After further discussion, the Working Group unanimously agreed on 25 calls for action to the governments for inclusion in the 32nd BSPC resolution and adoption by the Annual Conference. These recommendations also considered the proposals of the previous Baltic Sea Parliamentary Youth Forum, in line with the results of the earlier consultations (recommendations here).

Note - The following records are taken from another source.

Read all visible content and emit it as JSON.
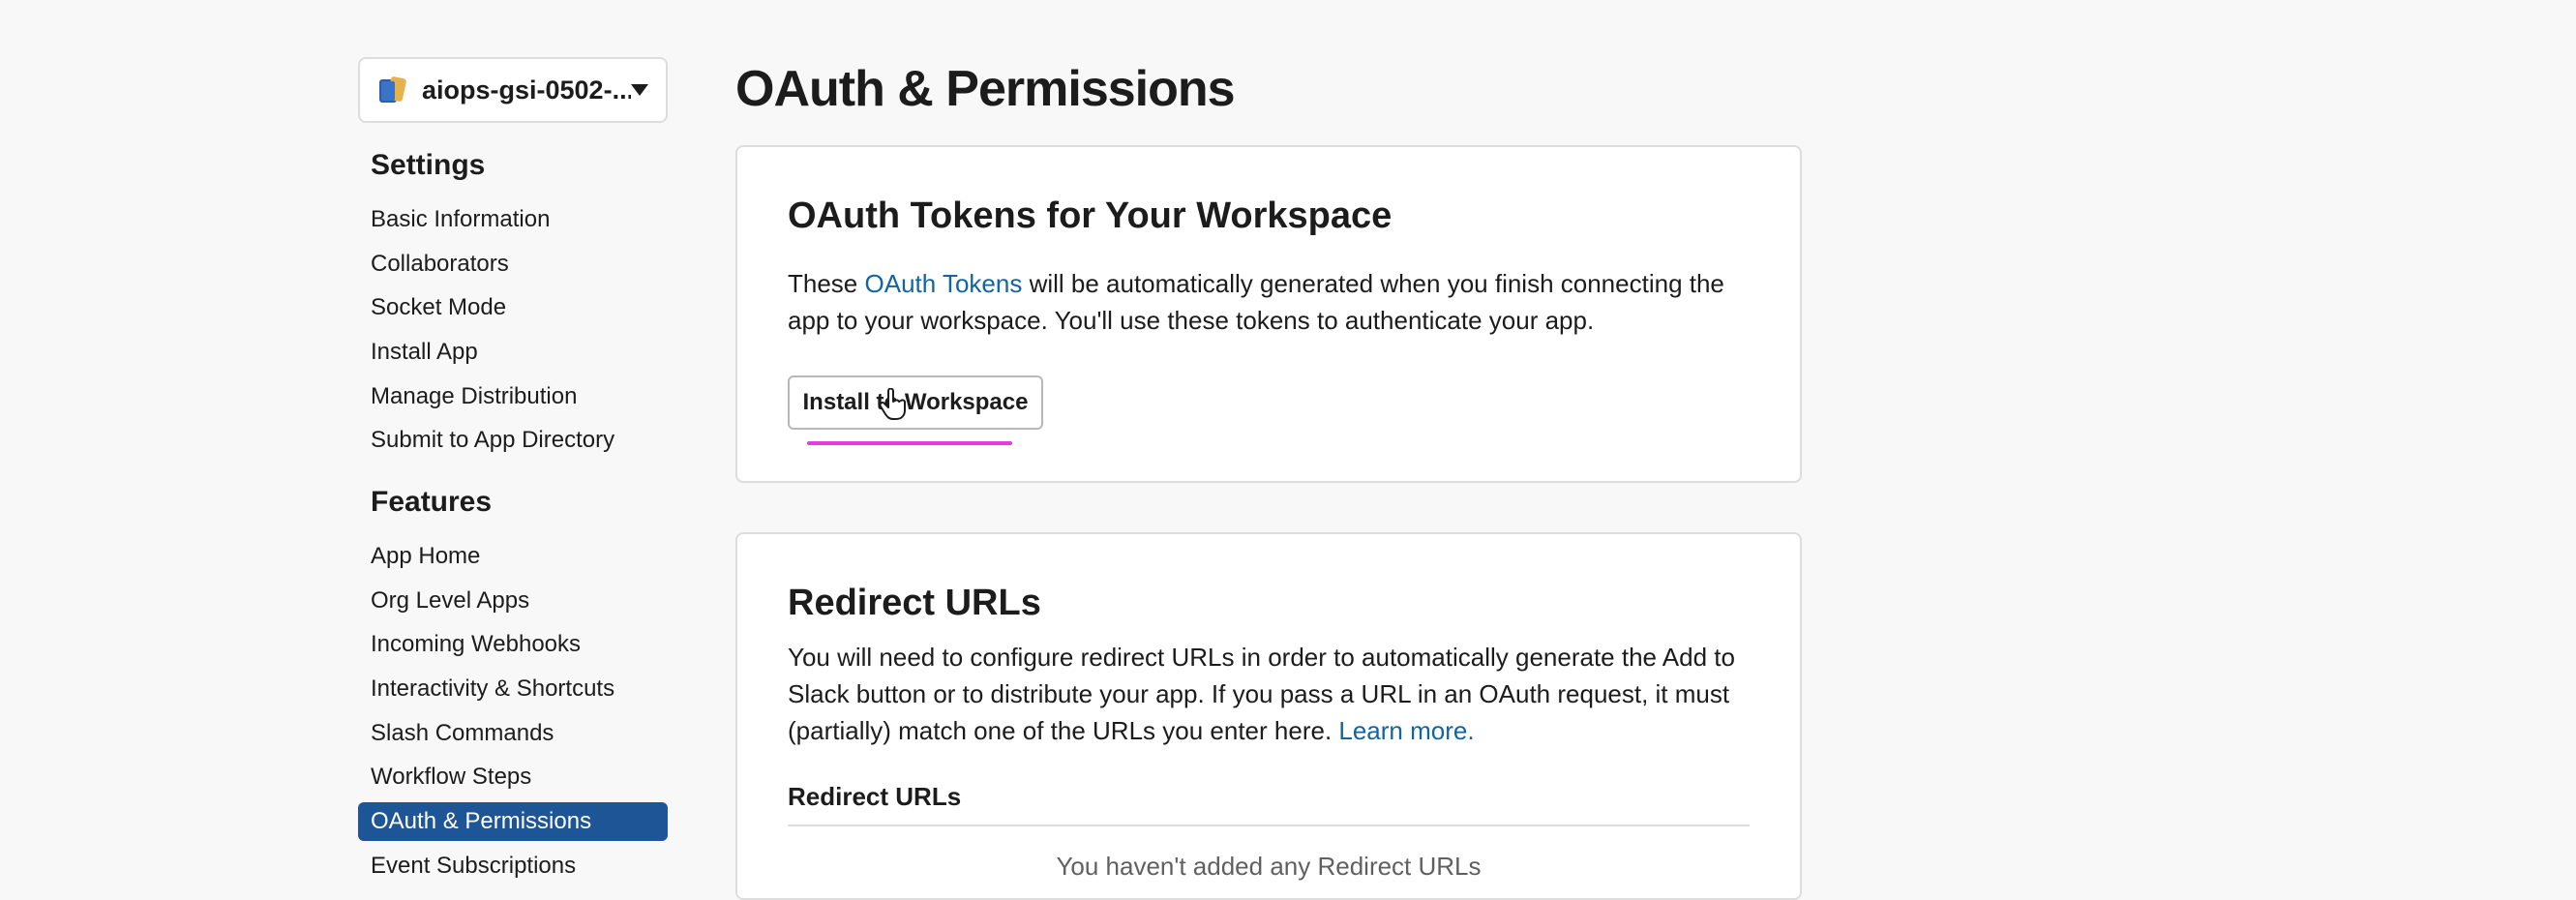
{
  "app_selector": {
    "name": "aiops-gsi-0502-...",
    "icon": "app-book-icon"
  },
  "sidebar": {
    "settings_title": "Settings",
    "settings_items": [
      "Basic Information",
      "Collaborators",
      "Socket Mode",
      "Install App",
      "Manage Distribution",
      "Submit to App Directory"
    ],
    "features_title": "Features",
    "features_items": [
      "App Home",
      "Org Level Apps",
      "Incoming Webhooks",
      "Interactivity & Shortcuts",
      "Slash Commands",
      "Workflow Steps",
      "OAuth & Permissions",
      "Event Subscriptions"
    ],
    "active_item": "OAuth & Permissions"
  },
  "page": {
    "title": "OAuth & Permissions"
  },
  "tokens_card": {
    "title": "OAuth Tokens for Your Workspace",
    "text_before_link": "These ",
    "link": "OAuth Tokens",
    "text_after_link": " will be automatically generated when you finish connecting the app to your workspace. You'll use these tokens to authenticate your app.",
    "button": "Install to Workspace"
  },
  "redirect_card": {
    "title": "Redirect URLs",
    "text": "You will need to configure redirect URLs in order to automatically generate the Add to Slack button or to distribute your app. If you pass a URL in an OAuth request, it must (partially) match one of the URLs you enter here. ",
    "link": "Learn more.",
    "subheading": "Redirect URLs",
    "empty_text": "You haven't added any Redirect URLs"
  },
  "colors": {
    "active_bg": "#1d5596",
    "link": "#1264a3",
    "highlight": "#e33ddf"
  }
}
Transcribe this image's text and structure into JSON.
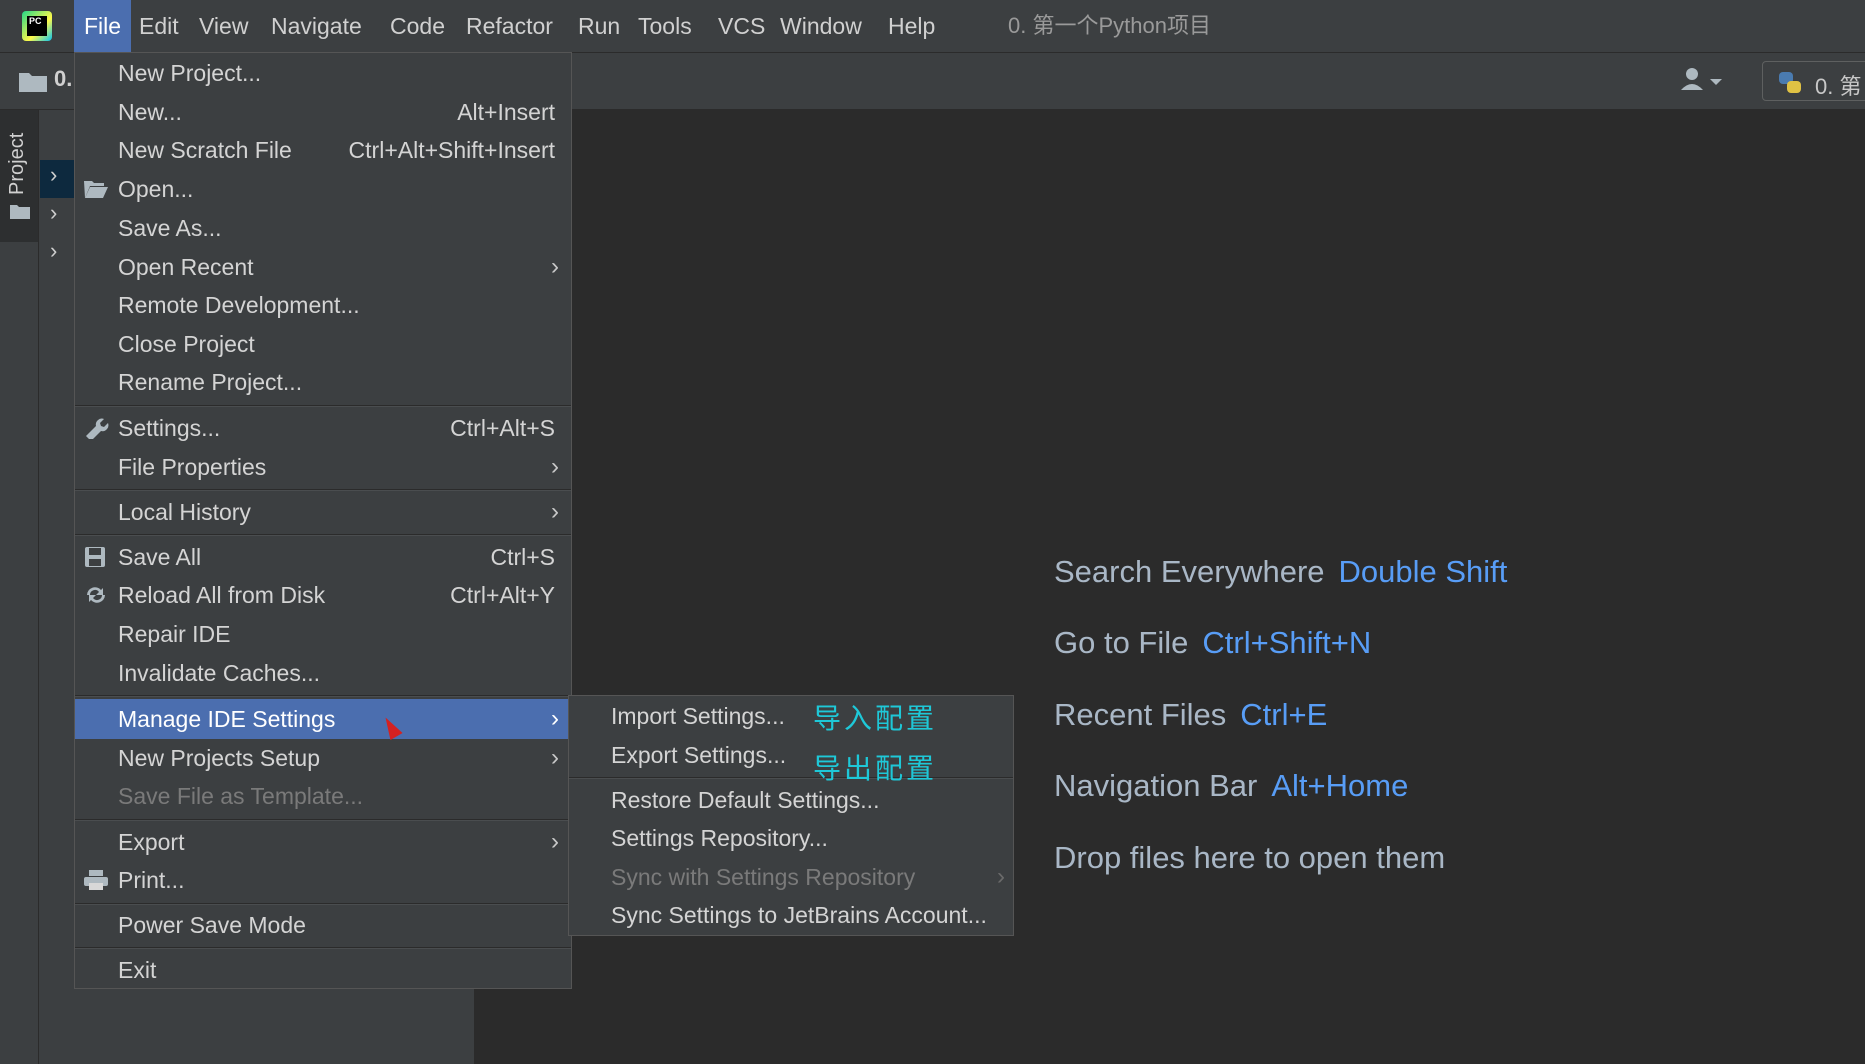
{
  "menubar": {
    "items": [
      "File",
      "Edit",
      "View",
      "Navigate",
      "Code",
      "Refactor",
      "Run",
      "Tools",
      "VCS",
      "Window",
      "Help"
    ],
    "active": "File",
    "window_title": "0. 第一个Python项目"
  },
  "toolbar": {
    "project_crumb": "0.",
    "run_config_label": "0. 第"
  },
  "sidebar": {
    "project_tab_label": "Project"
  },
  "file_menu": {
    "items": [
      {
        "label": "New Project...",
        "shortcut": ""
      },
      {
        "label": "New...",
        "shortcut": "Alt+Insert"
      },
      {
        "label": "New Scratch File",
        "shortcut": "Ctrl+Alt+Shift+Insert"
      },
      {
        "label": "Open...",
        "shortcut": "",
        "icon": "folder-open-icon"
      },
      {
        "label": "Save As...",
        "shortcut": ""
      },
      {
        "label": "Open Recent",
        "shortcut": "",
        "submenu": true
      },
      {
        "label": "Remote Development...",
        "shortcut": ""
      },
      {
        "label": "Close Project",
        "shortcut": ""
      },
      {
        "label": "Rename Project...",
        "shortcut": ""
      },
      {
        "label": "Settings...",
        "shortcut": "Ctrl+Alt+S",
        "icon": "wrench-icon"
      },
      {
        "label": "File Properties",
        "shortcut": "",
        "submenu": true
      },
      {
        "label": "Local History",
        "shortcut": "",
        "submenu": true
      },
      {
        "label": "Save All",
        "shortcut": "Ctrl+S",
        "icon": "save-icon"
      },
      {
        "label": "Reload All from Disk",
        "shortcut": "Ctrl+Alt+Y",
        "icon": "reload-icon"
      },
      {
        "label": "Repair IDE",
        "shortcut": ""
      },
      {
        "label": "Invalidate Caches...",
        "shortcut": ""
      },
      {
        "label": "Manage IDE Settings",
        "shortcut": "",
        "submenu": true,
        "selected": true
      },
      {
        "label": "New Projects Setup",
        "shortcut": "",
        "submenu": true
      },
      {
        "label": "Save File as Template...",
        "shortcut": "",
        "disabled": true
      },
      {
        "label": "Export",
        "shortcut": "",
        "submenu": true
      },
      {
        "label": "Print...",
        "shortcut": "",
        "icon": "printer-icon"
      },
      {
        "label": "Power Save Mode",
        "shortcut": ""
      },
      {
        "label": "Exit",
        "shortcut": ""
      }
    ]
  },
  "manage_settings_submenu": {
    "items": [
      {
        "label": "Import Settings..."
      },
      {
        "label": "Export Settings..."
      },
      {
        "label": "Restore Default Settings..."
      },
      {
        "label": "Settings Repository..."
      },
      {
        "label": "Sync with Settings Repository",
        "disabled": true,
        "submenu": true
      },
      {
        "label": "Sync Settings to JetBrains Account..."
      }
    ],
    "annotations": {
      "import": "导入配置",
      "export": "导出配置"
    }
  },
  "welcome_hints": [
    {
      "text": "Search Everywhere",
      "key": "Double Shift"
    },
    {
      "text": "Go to File",
      "key": "Ctrl+Shift+N"
    },
    {
      "text": "Recent Files",
      "key": "Ctrl+E"
    },
    {
      "text": "Navigation Bar",
      "key": "Alt+Home"
    },
    {
      "text": "Drop files here to open them",
      "key": ""
    }
  ],
  "colors": {
    "background": "#2b2b2b",
    "panel": "#3c3f41",
    "selection": "#4b6eaf",
    "shortcut_key": "#589df6",
    "annotation": "#1ec8d8"
  }
}
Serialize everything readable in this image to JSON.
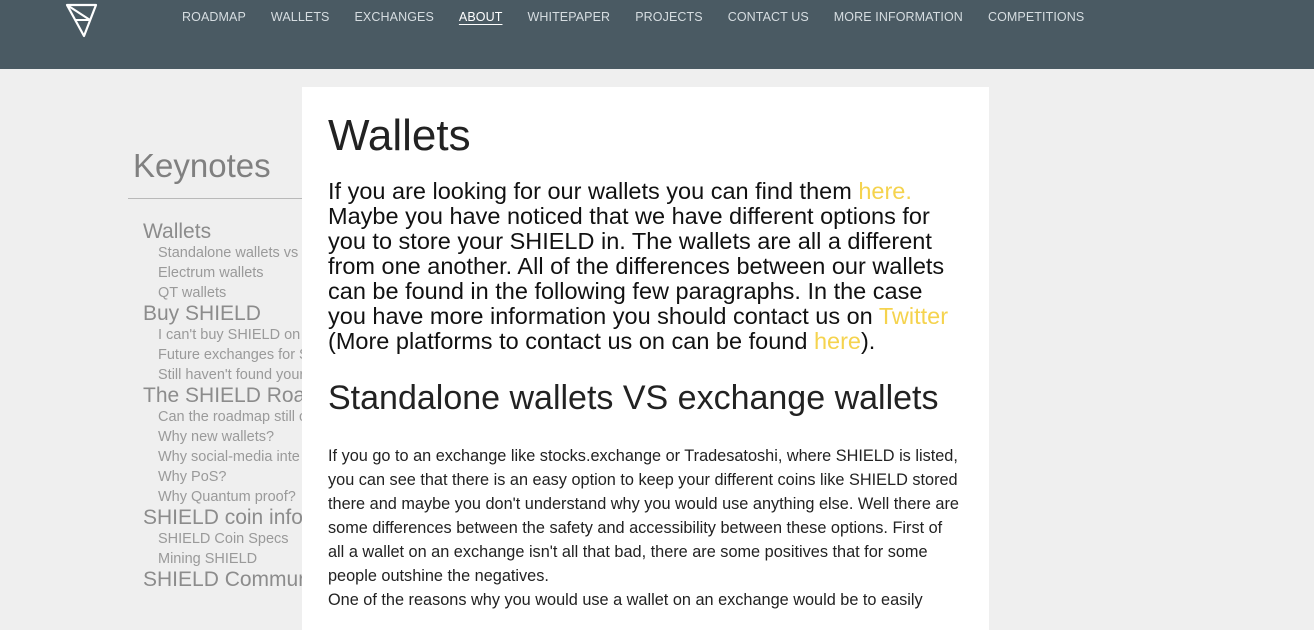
{
  "header": {
    "nav": [
      {
        "label": "ROADMAP",
        "active": false
      },
      {
        "label": "WALLETS",
        "active": false
      },
      {
        "label": "EXCHANGES",
        "active": false
      },
      {
        "label": "ABOUT",
        "active": true
      },
      {
        "label": "WHITEPAPER",
        "active": false
      },
      {
        "label": "PROJECTS",
        "active": false
      },
      {
        "label": "CONTACT US",
        "active": false
      },
      {
        "label": "MORE INFORMATION",
        "active": false
      },
      {
        "label": "COMPETITIONS",
        "active": false
      }
    ],
    "logo_icon": "shield-logo-icon",
    "bg_color": "#4a5a63"
  },
  "sidebar": {
    "title": "Keynotes",
    "target_icon": "crosshair-icon",
    "sections": [
      {
        "label": "Wallets",
        "items": [
          "Standalone wallets vs",
          "Electrum wallets",
          "QT wallets"
        ]
      },
      {
        "label": "Buy SHIELD",
        "items": [
          "I can't buy SHIELD on",
          "Future exchanges for S",
          "Still haven't found your"
        ]
      },
      {
        "label": "The SHIELD Roadmap",
        "items": [
          "Can the roadmap still c",
          "Why new wallets?",
          "Why social-media inte",
          "Why PoS?",
          "Why Quantum proof?"
        ]
      },
      {
        "label": "SHIELD coin info",
        "items": [
          "SHIELD Coin Specs",
          "Mining SHIELD"
        ]
      },
      {
        "label": "SHIELD Community",
        "items": []
      }
    ]
  },
  "main": {
    "title": "Wallets",
    "intro": {
      "part1": "If you are looking for our wallets you can find them ",
      "link1": "here.",
      "part2": " Maybe you have noticed that we have different options for you to store your SHIELD in. The wallets are all a different from one another. All of the differences between our wallets can be found in the following few paragraphs. In the case you have more information you should contact us on ",
      "link2": "Twitter",
      "part3": " (More platforms to contact us on can be found ",
      "link3": "here",
      "part4": ")."
    },
    "subtitle": "Standalone wallets VS exchange wallets",
    "paragraph1": "If you go to an exchange like stocks.exchange or Tradesatoshi, where SHIELD is listed, you can see that there is an easy option to keep your different coins like SHIELD stored there and maybe you don't understand why you would use anything else. Well there are some differences between the safety and accessibility between these options. First of all a wallet on an exchange isn't all that bad, there are some positives that for some people outshine the negatives.",
    "paragraph2": "One of the reasons why you would use a wallet on an exchange would be to easily",
    "link_color": "#f5d34e"
  }
}
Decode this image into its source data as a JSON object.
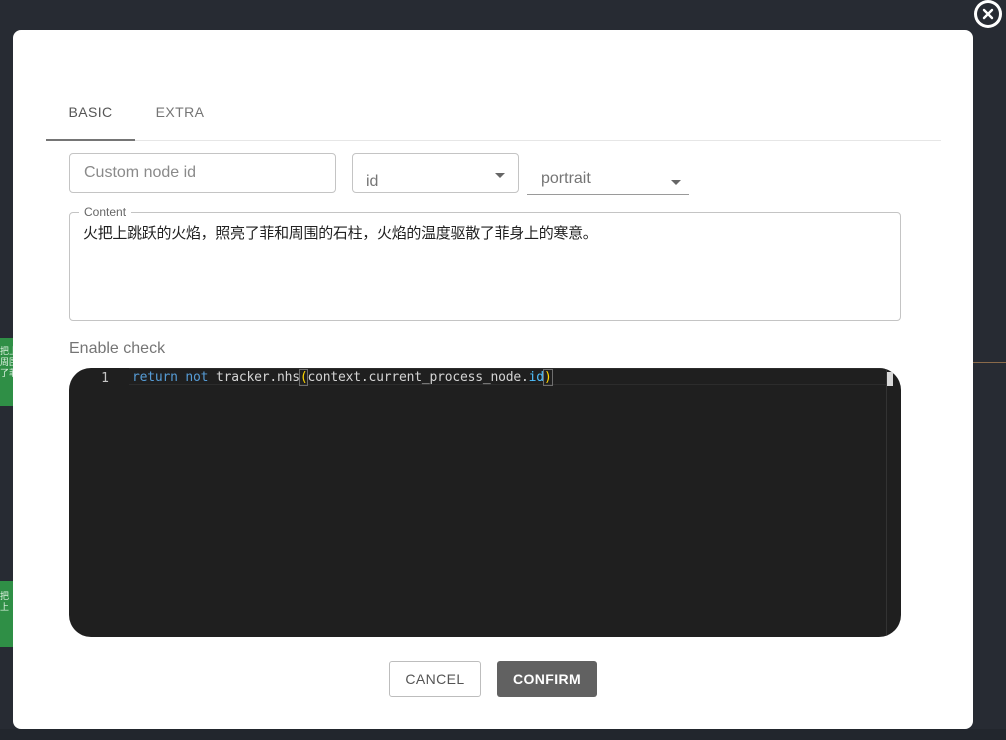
{
  "background": {
    "snippet_1": "把上\n周围\n了菲",
    "snippet_2": "把上"
  },
  "tabs": [
    {
      "label": "BASIC",
      "active": true
    },
    {
      "label": "EXTRA",
      "active": false
    }
  ],
  "fields": {
    "node_id_placeholder": "Custom node id",
    "node_id_value": "",
    "id_select_value": "id",
    "portrait_select_value": "portrait"
  },
  "content": {
    "legend": "Content",
    "text": "火把上跳跃的火焰，照亮了菲和周围的石柱，火焰的温度驱散了菲身上的寒意。"
  },
  "enable_check": {
    "label": "Enable check",
    "line_number": "1",
    "code": {
      "kw_return": "return",
      "kw_not": "not",
      "obj": "tracker.nhs",
      "open_paren": "(",
      "arg": "context.current_process_node.",
      "arg_prop": "id",
      "close_paren": ")"
    }
  },
  "buttons": {
    "cancel": "CANCEL",
    "confirm": "CONFIRM"
  },
  "colors": {
    "accent_tab": "#757575",
    "confirm_bg": "#616161",
    "editor_bg": "#1f1f1f",
    "keyword": "#569cd6",
    "paren": "#ffd700",
    "property": "#4fc1ff"
  }
}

Chairman Philipp da Cunha noted that the governments’ answers to the working group’s survey had been detailed and informative, including the subsequent question regarding the policy changes due to the war in Ukraine. These statements were published on the BSPC website. The same applied to the working group’s previous calls for action to the governments incorporated in the 31st BSPC Resolution. Prof Jānis Vucāns explained that Estonia, after its recent elections, was still forming its BSPC delegation so that there was a small delay with that government’s reaction. The working group agreed to include all the governmental statements received in the final report. In addition, the report would follow the format of previous versions and would also include the results of the present meeting. The working group agreed on the procedure to complete the final report for its presentation to the BSPC Annual Conference in Berlin. Furthermore, the working group agreed to attach an executive summary of the final report.
The chairman further informed the group that the fourth session of the Berlin Conference would be devoted to the working group’s topic of climate change and biodiversity. This was when the final report would be presented.